Após uma dispensa de dois anos devido a uma tragédia familiar e depois passar um tempo treinando seu irmão mais novo para sua estreia como lutador profissional, Lee finalmente retornou ao ONE Championship em dezembro passado para defender seu título dos leves contra Alibeg Rasulov. Depois de eliminar a ferrugem do ringue no início, Lee finalmente começou a encontrar seu ritmo no segundo round e foi quando ele acidentalmente derrubou Rasulov com uma cutucada no olho.
O tempo passou, mas Rasulov simplesmente não conseguiu se recuperar o suficiente para continuar e a luta foi interrompida antes de ser declarada no-contest. Lee ficou compreensivelmente desapontado, mas não podia culpar Rasulov porque, intencional ou não, o erro foi seu por cometer a falta.
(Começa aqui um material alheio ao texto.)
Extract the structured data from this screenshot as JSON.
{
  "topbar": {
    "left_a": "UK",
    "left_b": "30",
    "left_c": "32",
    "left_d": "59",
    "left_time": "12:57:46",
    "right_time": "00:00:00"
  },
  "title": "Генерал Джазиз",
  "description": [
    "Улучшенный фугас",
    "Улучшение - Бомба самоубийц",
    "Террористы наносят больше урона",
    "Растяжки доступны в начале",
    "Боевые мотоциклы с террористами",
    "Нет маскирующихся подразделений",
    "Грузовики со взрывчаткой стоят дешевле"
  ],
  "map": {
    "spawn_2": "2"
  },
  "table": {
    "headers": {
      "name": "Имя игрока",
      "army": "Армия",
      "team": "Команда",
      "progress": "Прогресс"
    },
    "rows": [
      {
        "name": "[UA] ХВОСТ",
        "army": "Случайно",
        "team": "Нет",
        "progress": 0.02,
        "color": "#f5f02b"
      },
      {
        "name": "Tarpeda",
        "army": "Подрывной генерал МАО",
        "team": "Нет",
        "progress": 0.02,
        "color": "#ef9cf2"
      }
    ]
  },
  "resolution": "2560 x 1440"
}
“É difícil”, disse Lee ao MMA Fighting. “Você realmente não pode julgar um lutador por não querer continuar depois de uma cutucada no olho, porque você não sabe a gravidade disso. Às vezes parece apenas uma cutucada superficial, mas na realidade você arranhou a retina. É muito pior do que parece. Não vou julgar meu oponente por parar com uma cutucada no olho.”
O mesmo vale para Aspinall depois que ele sofreu uma cutucada no olho no final do primeiro round em sua luta contra Gane, o que o levou à paralisação e ao no-contest pela decisão.
Posteriormente, Aspinall enfrentou críticas hostis de que de alguma forma deveria ter continuado, apesar de afirmar repetidamente que não tinha visão de um olho.
De sua parte, Lee admite que provavelmente tentaria superar qualquer lesão sofrida durante uma luta – até mesmo uma cutucada no olho – mas isso não significa que ele bateria em outro lutador por escolher não fazer a mesma coisa.
“Todo mundo sabe o quão durão Tom Aspinall é, então não é uma questão de dureza”, disse Lee. “Eu acho que se você sente que não consegue ter o melhor desempenho possível depois daquela cutucada no olho, então é por isso que os caras escolherão não competir. Há alguns caras que são apenas aqueles lutadores malucos, eles não se importam. Eles continuarão a lutar mesmo que tenham um olho. É assim que eu me sinto sobre isso.
“Vou continuar lutando com um olho só. Espero que isso não aconteça, mas nada vai me impedir de terminar a luta. Mas tudo depende de quem você é como lutador. Há muitos competidores diferentes por aí. É uma pena que uma luta termine com uma cutucada no olho.”
Quando se trata de sua própria situação, Lee não tem má vontade em relação a Rasulov e só espera o encerramento na revanche que acontecerá no ONE 173 do Japão, no sábado.
“Isso acontece”, disse Lee. “Não tenho nenhum julgamento contra ele por isso. Estou chateado com o resultado de como a luta terminou, mas não com o meu oponente. No final das contas, não haverá rixa. Não há nada pessoal nesta revanche. Acho que será apenas uma continuação da nossa última luta.”
Na verdade, Lee se sente ainda melhor indo para essa revanche e espera que isso transpareça em seu desempenho.
Ele está enfrentando outra longa pausa antes desta luta, mas Lee está confiante de que está mais do que preparado para terminar o que começou com Rasulov há quase 11 meses.
“Eu me sinto muito melhor indo para essa luta do que da primeira vez”, disse Lee. “Na primeira luta, eu estava pronto, estava preparado, mas também houve aquele revés em que meu card foi adiado por quatro semanas. Então foi estendido, eu tinha um camp de nove semanas para aquela e foi adiado para um camp de 13 semanas com uma extensão de quatro semanas. Isso só me levou a muita preparação para a última.
“Neste está tudo indo bem. Me sinto mais forte fisicamente. Sinto que melhorei como lutador do ano passado para este ano. Estou animado. Definitivamente me sinto preparado.”